The Germany government's decision on May 19 to ban short-term sales of some government bonds, stocks and credit default swaps led to widespread panic in the stock markets. Every major market saw a sharp decline, with foreign institutional investors (FII) offloading shares. This happened even as there was a nagging uncertainty centered round the measures announced by the European Union (EU) to reduce fiscal deficits. While the global recession has not yet been reversed decisively, a deeper crisis seems to have set in.
The severe debt crisis of Greece has threatened the stability of the euro. This is a death knell for the flow of finance capital that is needed to shore up the markets so crucial in today's world to spur economic activity. Thus, saving Greece from insolvency, becomes important for the EU. The EU marshalled a $1-trillion lifeline for the euro region as a whole, including a $140-billion package for Greece.
So far, the world has been familiar with bailout packages for resurrecting financial giants. The reckless creation of new financial animals and their intermeshing for higher profits led to bankruptcies. The governments that bailed out these corporate houses are now caught in the vortex of mounting debt. If corporate insolvency heralded the global meltdown and recession in 2008, in 2010 it is sovereign insolvency that is threatening to snowball into a deeper crisis.
The sharp fall seen in all the major markets last week is natural in a world dominated by finance capital and neo-liberal ideology. Uncertainties over the value of currency and the consequent apprehensions of inflation frighten finance capital; hence, the outflow.
On the other hand, the financing of such sovereign debt appears beyond reach. The EU's effort to bailout Greece is led by Germany whose government debt has risen to 80 per cent of its Gross Domestic Product (GDP). What is happening in Europe is that a highly indebted borrower is offering to take over the debts of a virtually bankrupt borrower.
Sovereign insolvencies were bound to occur given the manner in which capitalism chose to recover from the current recession. The bailout packages - conservatively estimated over $10 trillion - came from the taxpayers. While they suffered, the governments also became bankrupt. The consequence is that, globally, 200 more people entered the billionaires' list. The figure now stands at 1,011 and their aggregate capital has expanded by over 50 per cent, $3.6 trillion during this crisis. India has also has its share - the number of billionaires doubled to number 52 in 2009 with their combined net worth $276 billion or a quarter of the country's GDP. All the Wall Street giants that triggered the current crisis are now reporting gigantic profits.
As is the logic of capitalism, the governments rescued the corporate giants by building up a mounting debt of their own. The US external debt as of December 31, 2009 was $13.77 trillion, almost its $14 trillion GDP. Its budget deficit of $1.4 trillion (10 per cent of its GDP) is expected to rise to 12.3 per cent by the end of the year. Its total external borrowing is projected to reach nearly $20 trillion over the next decade - assuming no new recessions, no new wars and no new financial crises happen.
The only way these governments can manage their finances and prevent insolvencies is by drastically cutting down on expenditures and significantly increasing their revenues.
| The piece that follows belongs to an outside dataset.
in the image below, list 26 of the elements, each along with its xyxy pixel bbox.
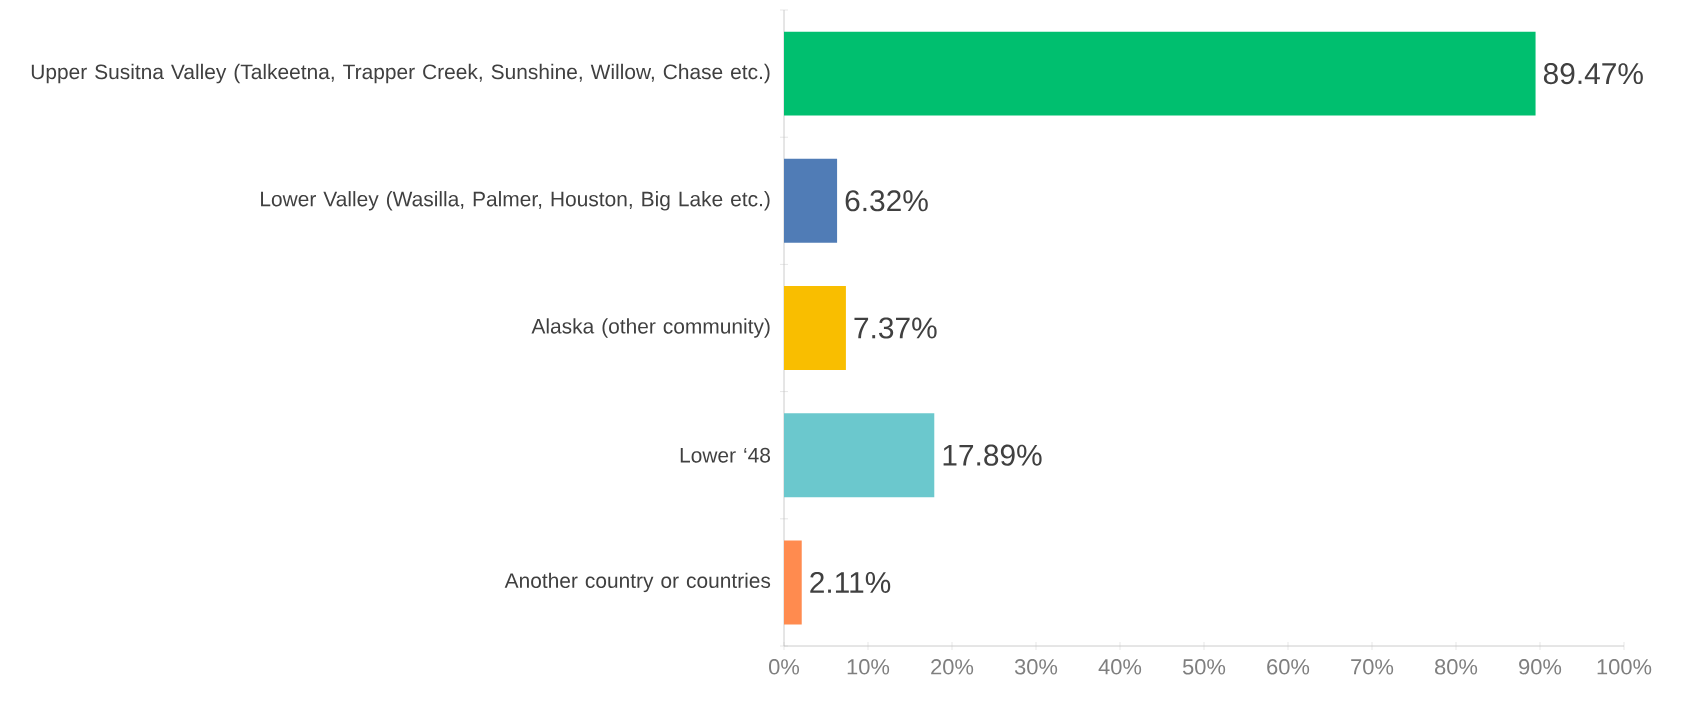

The former means that the livelihood standards of the majority of the working people is bound to deteriorate because there will be more cuts in the social benefit expenditures.
The financial meltdown and the global recession have imposed severe hardships on a vast majority. The austerity packages that were adopted by the Greek government before the current bailout was so painful that it led to six successful general strikes.
We, in India, will also have to brace ourselves to meet such attacks on livelihood opportunities that are bound to come soon in the name of 'fiscal discipline' and reducing deficits.
Governments routinely use deflationary policies to stabilise their currencies and potential inflation, and satisfy the confidence of the FIIs. The latter is necessary in order to prevent imminent sovereign insol-vency. This is capitalism's most familiar story. In order to retain, if not enhance profits, the degree of exploitation of the working people is intensified.
It is a Catch-22 situation for global capitalism today. In order to appease finance capital by stabilising the euro and preventing inflation, EU member countries are forced to reduce deficits and impose higher taxes. This means lower government expenditures (as higher tax revenue goes to finance deficit) depressing domestic demand and consequently depressing growth. This also means lesser resources in the hands of the governments to continue with stimulus packages. This further adds to depressing economic growth. Such economic slow down further discourages finance capital. This is the vicious cycle of capitalism and its crisis. The only salvation for the people lies in strengthening the political alternative to capitalism.
Governments tried to tackle corporate insolvency, which triggered the global recession in 2008, by announcing massive bailout packages. This lengthened the shadows of sovereign insolvency. The death of the welfare State is imminent.